In anatomy it is important to understand key descriptive terms to help identify location of structures. Various adjectives, arranged as pairs of opposites, describe the relationship of parts of the body or compare the position of two structures relative to each other. Some of these terms are specific for comparisons made in the anatomical position.
Superior/Cranial and Inferior/Caudal
Superior refers to a structure that is nearer the vertex, the topmost point of the cranium.
Cranial relates to the cranium and is a useful directional term, meaning toward the head or cranium.
Inferior refers to a structure that is situated nearer the sole of the foot.
Caudal is a useful directional term that means toward the feet or tail region, represented in humans by the coccyx (tail bone), the small bone at the inferior (caudal) end of the vertebral column.
Medial and Lateral
Medial is used to indicate that a structure is nearer to the centre of the body. For example, the 5th digit of the hand (little finger) is medial to the other digits in the anatomical position.
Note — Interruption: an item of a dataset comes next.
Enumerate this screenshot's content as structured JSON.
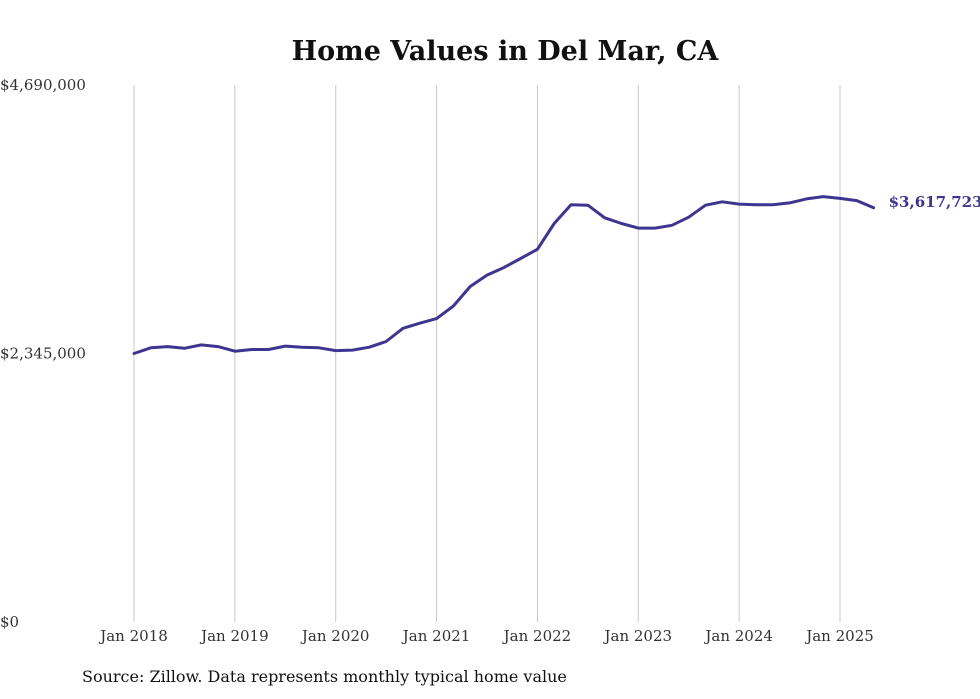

Conversely, lateral stipulates that a structure is farther away from the median plane. The 1st digit of the hand (thumb) is lateral to the other digits in the anatomical position.
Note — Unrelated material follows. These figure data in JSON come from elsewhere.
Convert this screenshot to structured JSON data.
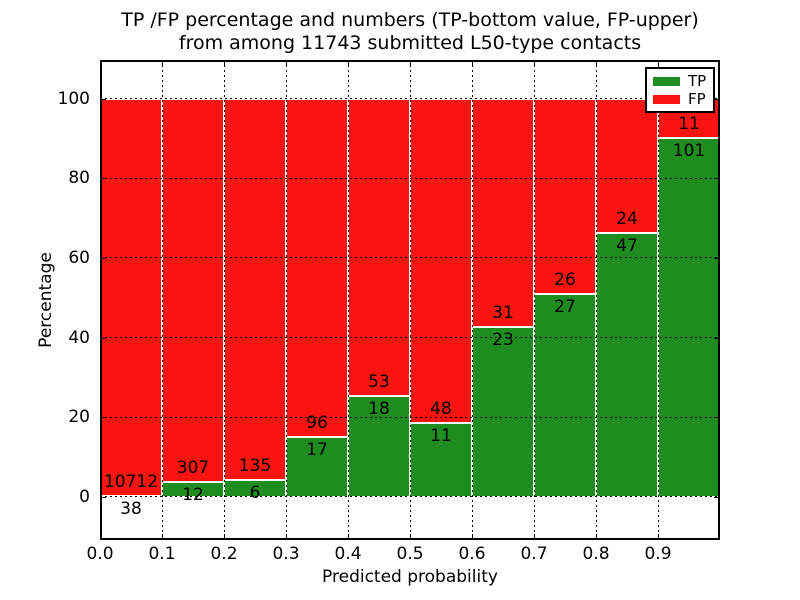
{
  "chart_data": {
    "type": "bar",
    "stacked": true,
    "title": "TP /FP percentage and numbers (TP-bottom value, FP-upper)\nfrom among 11743 submitted L50-type contacts",
    "xlabel": "Predicted probability",
    "ylabel": "Percentage",
    "total_contacts": 11743,
    "bins": [
      {
        "x_start": 0.0,
        "x_end": 0.1,
        "tp": 38,
        "fp": 10712,
        "tp_pct": 0.35
      },
      {
        "x_start": 0.1,
        "x_end": 0.2,
        "tp": 12,
        "fp": 307,
        "tp_pct": 3.76
      },
      {
        "x_start": 0.2,
        "x_end": 0.3,
        "tp": 6,
        "fp": 135,
        "tp_pct": 4.26
      },
      {
        "x_start": 0.3,
        "x_end": 0.4,
        "tp": 17,
        "fp": 96,
        "tp_pct": 15.04
      },
      {
        "x_start": 0.4,
        "x_end": 0.5,
        "tp": 18,
        "fp": 53,
        "tp_pct": 25.35
      },
      {
        "x_start": 0.5,
        "x_end": 0.6,
        "tp": 11,
        "fp": 48,
        "tp_pct": 18.64
      },
      {
        "x_start": 0.6,
        "x_end": 0.7,
        "tp": 23,
        "fp": 31,
        "tp_pct": 42.59
      },
      {
        "x_start": 0.7,
        "x_end": 0.8,
        "tp": 27,
        "fp": 26,
        "tp_pct": 50.94
      },
      {
        "x_start": 0.8,
        "x_end": 0.9,
        "tp": 47,
        "fp": 24,
        "tp_pct": 66.2
      },
      {
        "x_start": 0.9,
        "x_end": 1.0,
        "tp": 101,
        "fp": 11,
        "tp_pct": 90.18
      }
    ],
    "bar_total_pct": 100,
    "xticks": [
      "0.0",
      "0.1",
      "0.2",
      "0.3",
      "0.4",
      "0.5",
      "0.6",
      "0.7",
      "0.8",
      "0.9"
    ],
    "yticks": [
      0,
      20,
      40,
      60,
      80,
      100
    ],
    "xlim": [
      0.0,
      1.0
    ],
    "ylim": [
      -10.8,
      109.7
    ],
    "grid": true,
    "grid_style": "dotted",
    "legend": {
      "position": "upper right",
      "entries": [
        {
          "label": "TP",
          "color": "#1f8c1f"
        },
        {
          "label": "FP",
          "color": "#fa1410"
        }
      ]
    },
    "colors": {
      "tp": "#1f8c1f",
      "fp": "#fa1410",
      "bar_edge": "#ffffff",
      "grid": "#000000",
      "background": "#ffffff"
    }
  }
}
Anterior (Ventral) and Posterior (Dorsal)
Anterior (ventral) denotes the front surface of the body. Posterior (dorsal) denotes the back surface of the body or nearer to the back.
Dorsal and Plantar
The posterior surface of the hands, the feet, and the digits are referred to as the dorsum or the dorsal surface, the surface of the hand and fingers corresponding to the palm is the palmar surface, and the surface of the foot and toes corresponding to the sole is the plantar surface.
Proximal & Distal
Proximal and distal are used when contrasting positions nearer to or farther from the attachment of a limb or the central aspect of a linear structure, respectively. Proximal means close to and distal further away.
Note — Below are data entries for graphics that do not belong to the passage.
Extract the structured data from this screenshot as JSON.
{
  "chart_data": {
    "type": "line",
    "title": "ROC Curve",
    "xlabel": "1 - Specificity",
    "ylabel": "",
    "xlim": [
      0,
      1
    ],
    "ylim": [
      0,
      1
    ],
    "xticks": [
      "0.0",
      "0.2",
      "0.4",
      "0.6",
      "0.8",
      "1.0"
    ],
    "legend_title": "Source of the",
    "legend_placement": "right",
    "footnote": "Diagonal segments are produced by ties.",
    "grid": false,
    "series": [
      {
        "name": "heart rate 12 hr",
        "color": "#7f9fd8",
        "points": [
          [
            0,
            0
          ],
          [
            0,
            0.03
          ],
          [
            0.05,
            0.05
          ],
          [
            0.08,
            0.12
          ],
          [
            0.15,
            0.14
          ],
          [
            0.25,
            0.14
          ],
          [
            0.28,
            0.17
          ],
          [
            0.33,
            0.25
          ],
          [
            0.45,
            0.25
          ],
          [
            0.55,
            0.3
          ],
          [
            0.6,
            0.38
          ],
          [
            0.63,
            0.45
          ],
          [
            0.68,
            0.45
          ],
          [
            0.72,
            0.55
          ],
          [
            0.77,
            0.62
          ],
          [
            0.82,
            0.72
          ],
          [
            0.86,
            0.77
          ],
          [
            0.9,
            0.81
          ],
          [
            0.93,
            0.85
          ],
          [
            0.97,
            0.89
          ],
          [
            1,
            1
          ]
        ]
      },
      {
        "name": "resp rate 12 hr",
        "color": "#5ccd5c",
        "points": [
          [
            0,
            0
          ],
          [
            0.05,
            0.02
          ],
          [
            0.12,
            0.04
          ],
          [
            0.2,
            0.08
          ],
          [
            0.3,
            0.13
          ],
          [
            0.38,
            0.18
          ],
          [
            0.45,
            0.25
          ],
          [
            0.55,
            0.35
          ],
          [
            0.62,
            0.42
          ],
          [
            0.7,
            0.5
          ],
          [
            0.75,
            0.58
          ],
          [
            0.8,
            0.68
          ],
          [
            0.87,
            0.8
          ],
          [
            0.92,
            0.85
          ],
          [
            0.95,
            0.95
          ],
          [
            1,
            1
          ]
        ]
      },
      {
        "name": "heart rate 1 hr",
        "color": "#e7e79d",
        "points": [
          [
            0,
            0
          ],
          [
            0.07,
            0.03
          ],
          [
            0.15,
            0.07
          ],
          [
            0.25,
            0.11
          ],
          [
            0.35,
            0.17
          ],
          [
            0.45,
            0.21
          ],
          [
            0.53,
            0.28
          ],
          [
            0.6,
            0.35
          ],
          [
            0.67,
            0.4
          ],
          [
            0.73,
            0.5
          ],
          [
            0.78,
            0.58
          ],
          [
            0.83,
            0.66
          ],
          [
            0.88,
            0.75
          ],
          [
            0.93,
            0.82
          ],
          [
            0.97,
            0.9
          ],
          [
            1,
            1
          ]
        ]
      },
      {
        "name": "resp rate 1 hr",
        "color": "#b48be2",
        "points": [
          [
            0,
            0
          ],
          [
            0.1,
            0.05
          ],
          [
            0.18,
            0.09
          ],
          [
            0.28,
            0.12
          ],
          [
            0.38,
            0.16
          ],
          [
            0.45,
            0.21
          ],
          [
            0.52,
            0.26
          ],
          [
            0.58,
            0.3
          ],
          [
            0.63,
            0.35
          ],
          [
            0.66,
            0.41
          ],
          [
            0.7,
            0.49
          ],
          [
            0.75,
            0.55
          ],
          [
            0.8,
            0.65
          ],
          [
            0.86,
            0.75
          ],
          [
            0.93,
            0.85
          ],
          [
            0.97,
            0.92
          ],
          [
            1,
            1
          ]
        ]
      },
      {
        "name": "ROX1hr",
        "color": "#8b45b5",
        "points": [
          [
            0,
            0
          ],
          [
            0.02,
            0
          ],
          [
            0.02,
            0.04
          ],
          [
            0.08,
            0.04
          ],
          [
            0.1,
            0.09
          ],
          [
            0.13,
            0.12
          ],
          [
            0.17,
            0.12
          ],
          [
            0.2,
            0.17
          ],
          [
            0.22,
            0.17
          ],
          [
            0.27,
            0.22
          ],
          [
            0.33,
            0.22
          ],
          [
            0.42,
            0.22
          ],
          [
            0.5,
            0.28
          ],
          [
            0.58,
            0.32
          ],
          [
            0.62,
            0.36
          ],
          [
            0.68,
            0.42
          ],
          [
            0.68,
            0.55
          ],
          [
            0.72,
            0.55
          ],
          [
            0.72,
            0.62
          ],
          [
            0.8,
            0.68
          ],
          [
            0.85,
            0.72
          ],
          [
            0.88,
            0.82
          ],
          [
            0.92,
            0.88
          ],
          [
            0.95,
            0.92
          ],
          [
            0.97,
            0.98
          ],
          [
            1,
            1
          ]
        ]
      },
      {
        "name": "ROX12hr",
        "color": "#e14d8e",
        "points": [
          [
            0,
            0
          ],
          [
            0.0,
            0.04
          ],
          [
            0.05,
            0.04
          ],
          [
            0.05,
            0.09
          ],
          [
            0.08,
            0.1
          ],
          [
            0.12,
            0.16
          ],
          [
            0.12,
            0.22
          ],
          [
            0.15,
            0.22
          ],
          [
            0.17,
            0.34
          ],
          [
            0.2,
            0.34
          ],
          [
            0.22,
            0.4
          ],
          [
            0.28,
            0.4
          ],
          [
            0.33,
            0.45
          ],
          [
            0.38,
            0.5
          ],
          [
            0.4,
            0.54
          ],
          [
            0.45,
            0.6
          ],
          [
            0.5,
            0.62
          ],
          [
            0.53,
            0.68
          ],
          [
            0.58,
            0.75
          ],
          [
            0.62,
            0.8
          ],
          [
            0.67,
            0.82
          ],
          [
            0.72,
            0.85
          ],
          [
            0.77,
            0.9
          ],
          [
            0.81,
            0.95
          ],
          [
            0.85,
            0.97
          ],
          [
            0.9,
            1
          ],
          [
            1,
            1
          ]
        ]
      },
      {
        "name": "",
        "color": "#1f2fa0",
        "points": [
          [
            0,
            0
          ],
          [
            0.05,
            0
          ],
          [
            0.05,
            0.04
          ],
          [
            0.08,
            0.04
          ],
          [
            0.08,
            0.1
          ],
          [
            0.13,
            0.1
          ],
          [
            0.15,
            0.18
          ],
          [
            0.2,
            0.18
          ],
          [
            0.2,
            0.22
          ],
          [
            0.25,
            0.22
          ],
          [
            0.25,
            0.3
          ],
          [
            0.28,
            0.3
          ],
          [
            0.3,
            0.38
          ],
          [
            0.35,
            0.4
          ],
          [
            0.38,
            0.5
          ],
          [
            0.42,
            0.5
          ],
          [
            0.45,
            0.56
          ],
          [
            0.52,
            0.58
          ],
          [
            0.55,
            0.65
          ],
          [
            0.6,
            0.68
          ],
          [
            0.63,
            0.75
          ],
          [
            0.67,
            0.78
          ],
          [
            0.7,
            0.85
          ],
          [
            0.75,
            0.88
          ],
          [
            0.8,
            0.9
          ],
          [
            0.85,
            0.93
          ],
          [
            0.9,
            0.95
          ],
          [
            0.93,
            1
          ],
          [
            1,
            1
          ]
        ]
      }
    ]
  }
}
Cranial and caudal are rarely used compared to superior and inferior. You can remember that medial is nearer the midline of the body than lateral. Similarly proximal can be remembered as being closer to the body or comparative point if you remember proximity.
The ear is lateral to the nose.
The nose is medial to the ears.
Pectoralis major lies anterior to pectoralis minor.
The triceps are posterior to biceps brachii.
The shoulder joint is superior to the elbow joint.
The kidneys are inferior to the adrenal glands.
The wrist joint is distal to the elbow joint.
The knee joint is proximal to the ankle joint.
When learning and describing anatomical structures it is important to be precise. Name the side with any structure and understand common locational terminology as described above. Remember locational terms may be combined, for example: the laceration was located 2cm inferolateral to the left antecubital fossa.
RL Drake, W Vogl, AWM Mitchell. Gray's Anatomy for Student (2005). 39th Ed. Ediburgh: Elsevier.